Erich Steinreiber: Ich möchte nur ein Beispiel nennen. Wertschätzung heißt nicht nur korrekte Bezahlung, sondern auch, sich um den Menschen kümmern. Und das kostet nichts. Meine langjährige Erfahrung ist: Wenn man die Menschen wertschätzt, sind sie loyal zum Unternehmen. Wenn ein Mitarbeiter bei diesem oder jenem Arbeitgeber das gleiche bezahlt bekommt, machen immer noch die Führungskräfte einen Unterschied aus. Und das ist das ISS-Credo, sprich: wir wollen Führungskräfte haben, die das, was unsere Menschen jeden Tag machen, schätzen. Und, was wir als ISS für die Menschen in Zusammenhang mit COVID gemacht haben: Ich hätte gerne jedem 1 Euro mehr gezahlt, aber das wäre bei uns 1 Million im Jahr, und das können wir uns nicht leisten. Deshalb haben wir eines gemacht, und das ist auch Wertschätzung: Mein Management-Team und ich haben voriges Jahr in einem Quartal auf 40 Prozent unseres Gehalts verzichtet und dieses Geld in einen Sozialtopf gegeben, der von unserem Betriebsrat verwaltet wird, um jene Mitarbeiter zu unterstützen, denen es in der COVID-Zeit schlecht gegangen ist. Das ist auch Anerkennung und Wertschätzung für den Menschen. Diese Verantwortung können wir nicht abgeben.

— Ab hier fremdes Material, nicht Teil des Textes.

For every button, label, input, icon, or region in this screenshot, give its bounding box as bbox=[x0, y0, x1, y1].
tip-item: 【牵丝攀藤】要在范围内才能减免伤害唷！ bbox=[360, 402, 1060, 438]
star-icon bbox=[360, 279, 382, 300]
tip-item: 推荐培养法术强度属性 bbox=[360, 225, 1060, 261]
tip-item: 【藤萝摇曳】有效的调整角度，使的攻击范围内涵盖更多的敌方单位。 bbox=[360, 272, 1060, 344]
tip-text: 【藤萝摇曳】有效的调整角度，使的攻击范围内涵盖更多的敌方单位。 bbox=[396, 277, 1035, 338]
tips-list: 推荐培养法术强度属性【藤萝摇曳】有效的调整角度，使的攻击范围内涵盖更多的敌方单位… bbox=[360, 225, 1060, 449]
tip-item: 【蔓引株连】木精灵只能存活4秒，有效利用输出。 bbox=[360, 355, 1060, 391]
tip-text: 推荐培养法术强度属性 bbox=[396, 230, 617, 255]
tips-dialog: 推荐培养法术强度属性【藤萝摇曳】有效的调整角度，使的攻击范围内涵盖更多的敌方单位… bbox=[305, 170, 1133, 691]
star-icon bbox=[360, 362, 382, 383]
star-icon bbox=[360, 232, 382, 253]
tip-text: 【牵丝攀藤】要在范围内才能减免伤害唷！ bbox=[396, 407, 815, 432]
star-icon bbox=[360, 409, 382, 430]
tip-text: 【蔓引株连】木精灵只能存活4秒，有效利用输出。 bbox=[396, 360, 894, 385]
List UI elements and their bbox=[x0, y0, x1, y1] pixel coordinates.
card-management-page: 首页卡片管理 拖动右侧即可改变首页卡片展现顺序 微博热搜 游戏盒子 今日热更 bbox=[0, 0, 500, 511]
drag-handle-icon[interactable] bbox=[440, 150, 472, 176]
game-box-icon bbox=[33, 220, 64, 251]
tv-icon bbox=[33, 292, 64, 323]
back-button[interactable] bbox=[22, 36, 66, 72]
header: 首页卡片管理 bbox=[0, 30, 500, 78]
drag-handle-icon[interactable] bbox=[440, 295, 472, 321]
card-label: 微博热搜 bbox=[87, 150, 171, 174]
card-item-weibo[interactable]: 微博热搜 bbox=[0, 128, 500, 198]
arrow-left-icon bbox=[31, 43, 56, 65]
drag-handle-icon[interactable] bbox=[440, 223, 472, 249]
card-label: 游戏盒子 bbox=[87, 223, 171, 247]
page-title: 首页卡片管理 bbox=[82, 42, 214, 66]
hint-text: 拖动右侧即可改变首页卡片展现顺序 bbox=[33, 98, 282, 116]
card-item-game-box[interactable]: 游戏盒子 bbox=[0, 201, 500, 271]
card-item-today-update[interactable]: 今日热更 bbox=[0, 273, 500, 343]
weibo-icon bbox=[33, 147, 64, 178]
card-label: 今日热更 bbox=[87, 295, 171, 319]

Michael Freitag: Dem kann ich mich nur anschließen. Wir haben ähnlich gute Erfahrungen mit Sozialfonds und ähnlichen sozialen Maßnahmen. Wenn man das zum Beispiel verpflichtend für die Unternehmen einführen würde, um Mitarbeiter, die unverschuldet in eine Notsituation kommen, zu unterstützen, wäre das ein wichtiger Beitrag zur Wertschätzung für diese Mitarbeiter. Und – ich unterstreiche auch, dass die Führungskräfte entscheidend sind, wie man sich um die Mitarbeiter kümmert. Das kostet Zeit, aber diese Zeit ist gut angelegt.

Ursula Simacek: Ich sehe es genauso. Die MitarbeiterInnen sind das Wichtigste, was wir haben. Und hier in soziale Nachhaltigkeit und Programme zu investieren, wo sich unsere Leute wohlfühlen und loyal zum Unternehmen sind, ist wirklich das Wichtigste. Und in der Pandemiezeit kann man stärker als je zuvor betonen, dass wir systemrelevant sind. Unsere Dienstleistungen werden immer gebraucht, und in diesen Zeiten umso mehr. Das heißt, in der Reinigung zu arbeiten, ist ein sicheres Arbeitsumfeld, damit können wir auch punkten. Und wenn wir es auch noch schaffen, unsere MitarbeiterInnen zu motivieren, mit Top-Führungskräften, die diesen Ansatz auch teilen, dann haben wir schon gewonnen.